Her eyes widened, she looked remarkably childlike and that gaze made him uneasy. He was beginning to know her well enough to expect some retort in violent contrast to the expression of her odd, mobile face, but it did not come.
“I was thinking of Ruth,” she said. “And Ethel. Yes, she has asked me to call her Ethel,” she said quickly, in answer to the slight contraction of his brows. “They are very unhappy.”
“That is my son’s responsibility. We must all suffer together.”
“But don’t suffer at all,” she suggested. “If you can’t pretend, the only thing to do is not to feel. You can’t have people thinking your son has done something wrong. In your position,” she added softly. “And Ethel and Ruth are very much worried about you.”
“They’ve shown no signs of it.”
“Ah,” she said, “they’re a little afraid of you. You can be rather terrible, Mr. Corder, if you’ll forgive my saying so. They are sitting in there, shivering and trying not to cry.
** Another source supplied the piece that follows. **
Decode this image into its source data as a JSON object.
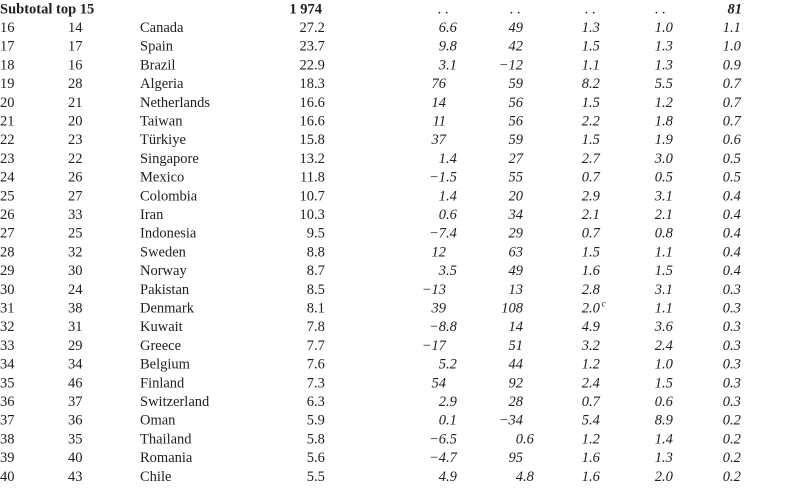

Could you make them realise that you have the situation in hand, that there’ll be nothing for them to do but follow your lead? Ethel is troubling herself about Mrs. Spenser-Smith and wondering what she is to say to her—and to everybody else.”
Robert Corder did not fail in his response. “There is no need for Ethel to distress herself,” he said. “She can leave it to me. I shall go and see Mrs. Spenser-Smith tomorrow. I suppose there are troubles in every family and some day she may have some of her own.”
“I should think it’s more than likely,” Hannah said. She glanced at the clock. “I must write a letter before I go to bed. I shall just have time to catch the post. Good night, Mr. Corder.” She hesitated and said, with the timidity he found very becoming in her, “I shall tell your daughters they must try to be as brave as you are,” but as she left the study, she was telling herself that one of his children was free and she must do what she could to secure liberty for the others.